To avoid confusion as to her identity, in 1898 the Ann Story Chapter of the Daughters of the American Revolution (D.A.R.) of Rutland arranged to have added to her headstone: “Formerly Ann Story, The Heroine of Thompson’s Green Mountain Boys.” In 1905 the Vermont Society of Colonial Dames placed a monument of Vermont marble in honor of Ann Story at the site of her home during the Revolutionary War. The Mary Baker Chapter of the D.A.R. placed another marble monument on the opposite side of Otter Creek in Cornwall, Vermont, in 1914 at the site of the Story cave. And in 1974, the bicentennial of the building of Amos and Ann Story's original cabin, and under the auspices of the Salisbury-Leicester Historical Society, a reconstructed Revolutionary era log cabin from Addison, Vermont, was erected on the Salisbury site as an additional memorial of the original Story home. The cabin was officially dedicated in 1976 but was destroyed by arson in 2004. On October 19, 2018, the Ann Story Chapter of the Daughters of the American Revolution unveiled a marble statue of Ann Story in Rutland, Vermont, and on May 30, 2026 the State of Vermont unveiled an historic site marker in Ann's honor near the site of the Story cabin in Salisbury.

== Sources ==
- Clifford, Deborah. (2009).

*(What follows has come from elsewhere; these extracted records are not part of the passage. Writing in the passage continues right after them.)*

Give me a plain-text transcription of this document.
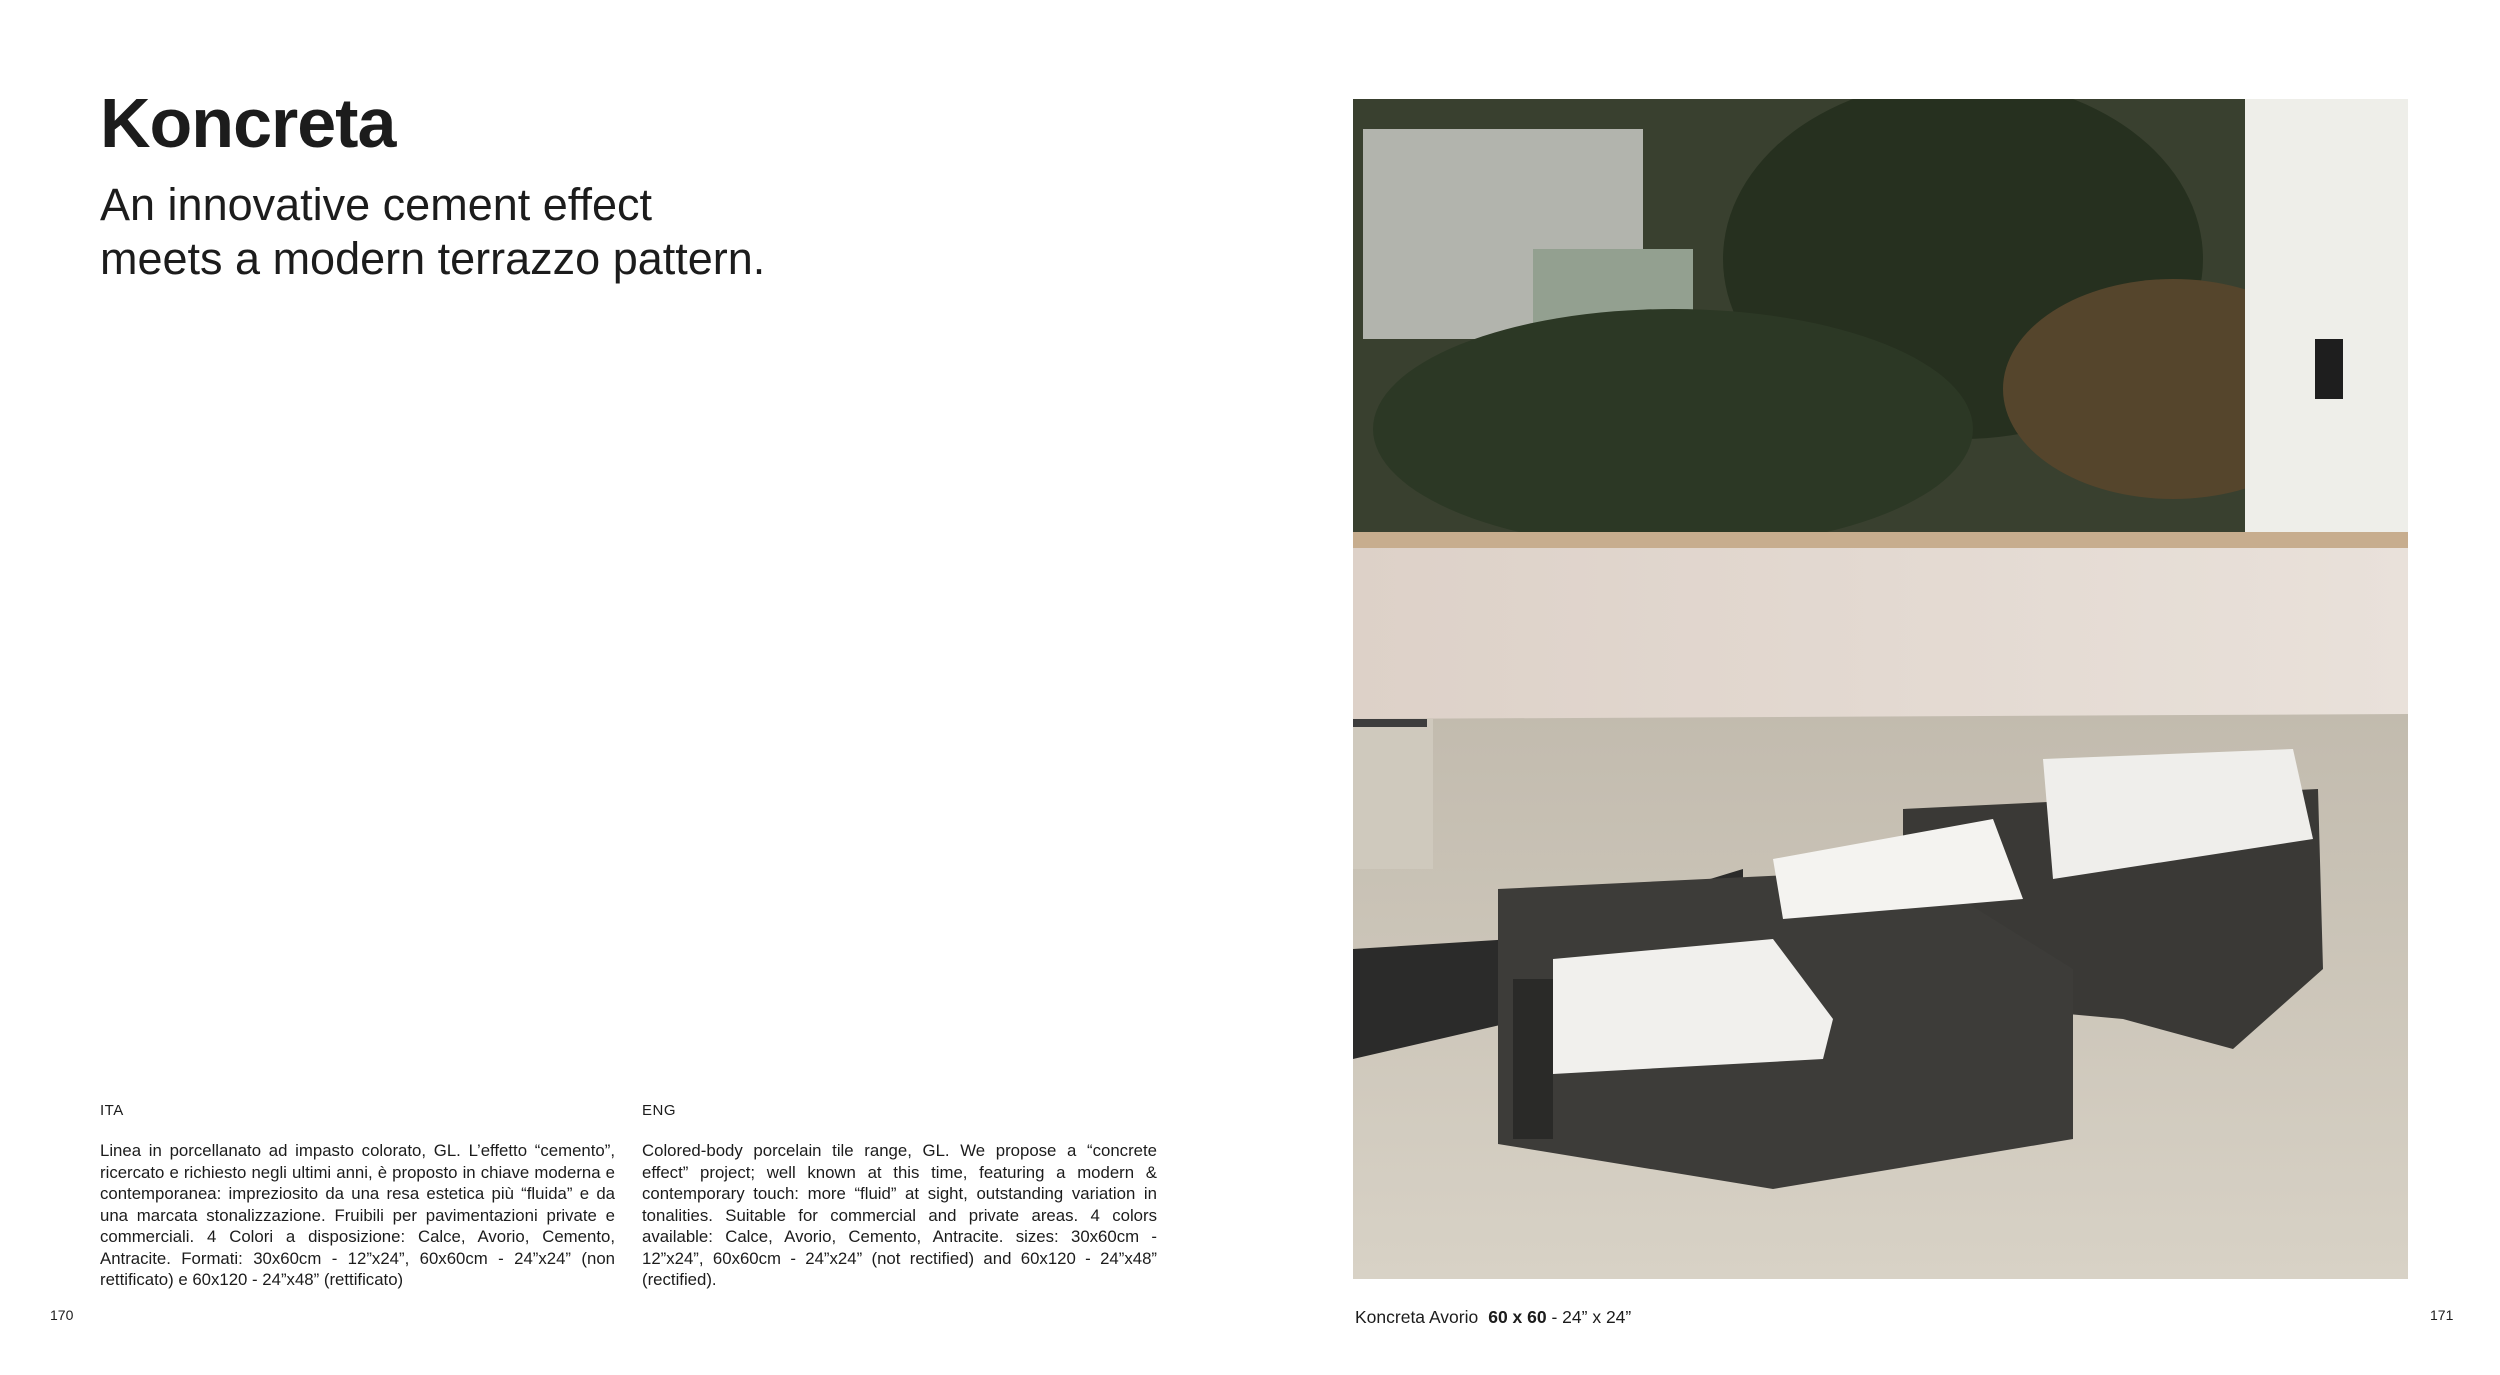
Koncreta
An innovative cement effect
meets a modern terrazzo pattern.

ITA

Linea in porcellanato ad impasto colorato, GL. L’effetto “cemento”, ricercato e richiesto negli ultimi anni, è proposto in chiave moderna e contemporanea: impreziosito da una resa estetica più “fluida” e da una marcata stonalizzazione. Fruibili per pavimentazioni private e commerciali. 4 Colori a disposizione: Calce, Avorio, Cemento, Antracite. Formati: 30x60cm - 12”x24”, 60x60cm - 24”x24” (non rettificato) e 60x120 - 24”x48” (rettificato)

ENG

Colored-body porcelain tile range, GL. We propose a “concrete effect” project; well known at this time, featuring a modern & contemporary touch: more “fluid” at sight, outstanding variation in tonalities. Suitable for commercial and private areas. 4 colors available: Calce, Avorio, Cemento, Antracite. sizes: 30x60cm - 12”x24”, 60x60cm - 24”x24” (not rectified) and 60x120 - 24”x48” (rectified).

170	171
Koncreta Avorio 60 x 60 - 24” x 24”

More Than Petticoats: Remarkable Vermont Women. Guilford, Connecticut: The Globe Pequot Press. ISBN 978-0-7627-4306-3
- Hahn, Michael T. (1996). Ann Story: Vermont’s Heroine of Independence. Shelburne, Vermont: New England Press. ISBN 1-881535-16-9.
- Petersen, Max P. (1976). Salisbury: From Birth to Bicentennial. South Burlington, Vermont: The Offset House.
- Those Intriguing Indomitable Vermont Women. (1980). The Vermont State Division of the American Association of University Women.
- Weeks, John M. (1860). History of Salisbury, Vermont. Middlebury, Vermont: A.H. Copeland.